To all the boys I've loved before

So Netflix just released this movie. Apparently it's based on a book. I decided to give it a watch, especially since the main character is Asian and I feel as though we are extremely underrepresented in mainstream media.

What I didn't expect, was to find it oddly comforting and relatable. Lara Jean is a 16 year old girl who is navigating the high school scene. She's going about her business being invisible, when her younger sister, unbeknownst to Lara Jean, decides to mail out all of the letters she has written to past boys she has liked/loved. Lara Jean has been writing these letters for awhile, and writes down her feelings because they're overwhelming. When pressed about why she isn't in a relationship, she confesses that her romance novels give her an escape, but when it becomes real she gets scared and runs away. She confesses that it is easier to shut people out, so that she won't ever get hurt. Which really isn't realistic, but she has managed to do so her entire life.

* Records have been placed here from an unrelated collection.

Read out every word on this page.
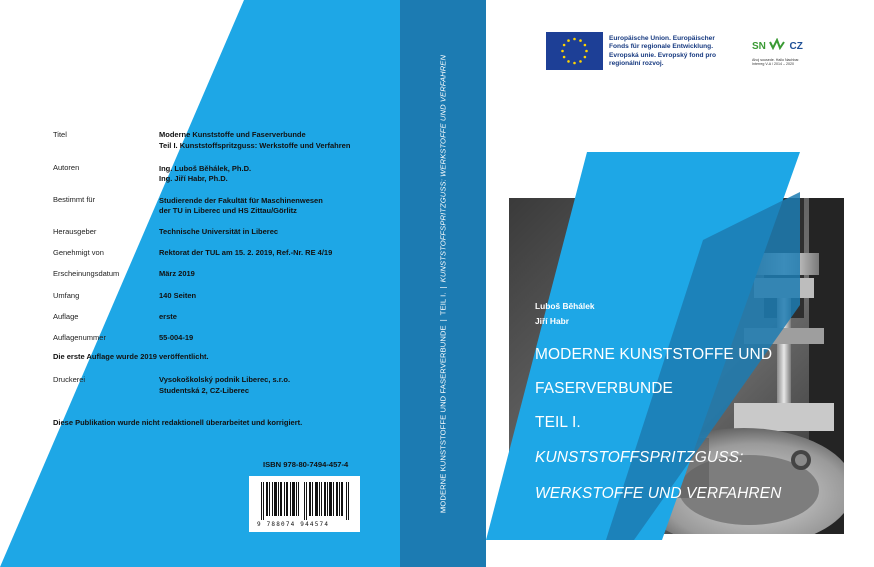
Titel	Moderne Kunststoffe und Faserverbunde
Teil I. Kunststoffspritzguss: Werkstoffe und Verfahren
Autoren	Ing. Luboš Běhálek, Ph.D.
Ing. Jiří Habr, Ph.D.
Bestimmt für	Studierende der Fakultät für Maschinenwesen
der TU in Liberec und HS Zittau/Görlitz
Herausgeber	Technische Universität in Liberec
Genehmigt von	Rektorat der TUL am 15. 2. 2019, Ref.-Nr. RE 4/19
Erscheinungsdatum	März 2019
Umfang	140 Seiten
Auflage	erste
Auflagenummer	55-004-19
Die erste Auflage wurde 2019 veröffentlicht.
Druckerei	Vysokoškolský podnik Liberec, s.r.o.
Studentská 2, CZ-Liberec
Diese Publikation wurde nicht redaktionell überarbeitet und korrigiert.
ISBN 978-80-7494-457-4
9 788074 944574
MODERNE KUNSTSTOFFE UND FASERVERBUNDE|TEIL I.|KUNSTSTOFFSPRITZGUSS: WERKSTOFFE UND VERFAHREN
Europäische Union. Europäischer
Fonds für regionale Entwicklung.
Evropská unie. Evropský fond pro
regionální rozvoj.
SN CZ
Ahoj sousede. Hallo Nachbar.
Interreg V-A / 2014 – 2020
Luboš Běhálek
Jiří Habr
MODERNE KUNSTSTOFFE UND
FASERVERBUNDE
TEIL I.
KUNSTSTOFFSPRITZGUSS:
WERKSTOFFE UND VERFAHREN
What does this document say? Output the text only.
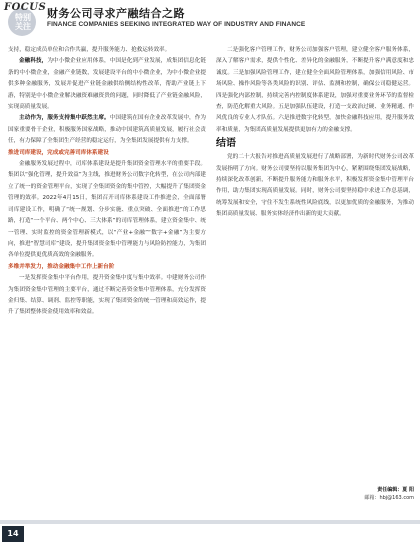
FOCUS
特别关注
财务公司寻求产融结合之路
FINANCE COMPANIES SEEKING INTEGRATED WAY OF INDUSTRY AND FINANCE

支持，稳定成员单位和合作共赢，提升服务能力、抢救运转效率。

金融科技，为中小微企业应用体系，中国是化到产业发展，成集团信息化链条的中小微企业，金融产业链数，发展建设平台的中小微企业，为中小微企业提供多种金融服务，发展并促进产业链金融供给侧结构性改革，帮助产业链上下游，特别是中小微企业解决融资难融资贵的问题，同时降低了产业链金融风险，实现高质量发展。

主动作为，服务支持集中跃然主席。中国建筑在国有企业改革发展中，作为国家重要骨干企业，积极服务国家战略，推动中国建筑高质量发展，履行社会责任，有力保障了全集团生产经营的稳定运行，为全集团发展提供有力支撑。

推进司库建设，完成或完善司库体系建设

金融服务发展过程中，司库体系建设是提升集团资金管理水平的重要手段。集团以“强化管理，提升效益”为主线，推进财务公司数字化转型，在公司内部建立了统一的资金管理平台，实现了全集团资金的集中管控，大幅提升了集团资金管理的效率。2022年4月15日，集团召开司库体系建设工作推进会，全面部署司库建设工作，明确了“统一规划、分步实施、重点突破、全面推进”的工作思路，打造“一个平台、两个中心、三大体系”的司库管理体系，建立资金集中、统一管理、实时监控的资金管理新模式，以“产业+金融”“数字+金融”为主要方向，推进“智慧司库”建设，提升集团资金集中管理能力与风险防控能力，为集团各单位提供更优质高效的金融服务。

多维并举发力，推动金融集中工作上新台阶

一是发挥资金集中平台作用，提升资金集中度与集中效率。中建财务公司作为集团资金集中管理的主要平台，通过不断完善资金集中管理体系，充分发挥资金归集、结算、调剂、监控等职能，实现了集团资金的统一管理和高效运作，提升了集团整体资金使用效率和效益。

二是强化客户管理工作，财务公司加强客户管理，建立健全客户服务体系，深入了解客户需求，提供个性化、差异化的金融服务，不断提升客户满意度和忠诚度。三是加强风险管理工作，建立健全全面风险管理体系，加强信用风险、市场风险、操作风险等各类风险的识别、评估、监测和控制，确保公司稳健运营。四是强化内部控制，持续完善内控制度体系建设，加强对重要业务环节的监督检查，防范化解重大风险。五是加强队伍建设，打造一支政治过硬、业务精通、作风优良的专业人才队伍。六是推进数字化转型，加快金融科技应用，提升服务效率和质量，为集团高质量发展提供更加有力的金融支撑。

结语

党的二十大报告对推进高质量发展进行了战略部署，为新时代财务公司改革发展指明了方向。财务公司要坚持以服务集团为中心，紧紧围绕集团发展战略，持续深化改革创新，不断提升服务能力和服务水平，积极发挥资金集中管理平台作用，助力集团实现高质量发展。同时，财务公司要坚持稳中求进工作总基调，统筹发展和安全，守住不发生系统性风险底线，以更加优质的金融服务，为推动集团高质量发展、服务实体经济作出新的更大贡献。

责任编辑：夏 阳
邮箱：hbj@163.com
14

I confess that I think it's easier to shut people out, so that I don't get hurt. Because who wants to get hurt? Not me. You know that saying it's better to have loved and lost, then never have loved? Yeah, I've never experienced that kind of love, so personally I would rather spare my emotions. I agree with Lara Jean in that no one has liked me like that, except for those that I don't reciprocate the feelings with. I've never seen the point in stringing people along or giving people false impressions. It's cruel, and you're probably keeping them from finding their person. I'll also admit that I feel as though every guy I've liked has never liked me back, or they're pining after a friend or another girl. Honestly, it sucks. But, I'm also cautious because what if I actually don't like them, but like them because they like someone else. I'm going after people I know will never like me back, which gives me a false sense of security.

Honestly, it's hard to explain. So most of the time I stay quiet. I don't really talk to other people about this because honestly, I don't think they would understand. I want to find the love that my parents have for each other. Like my grandpa and grandma had. I know it's out there, I guess I'm just going to have to be patient. I hope that one day, I find someone that's worth the risk.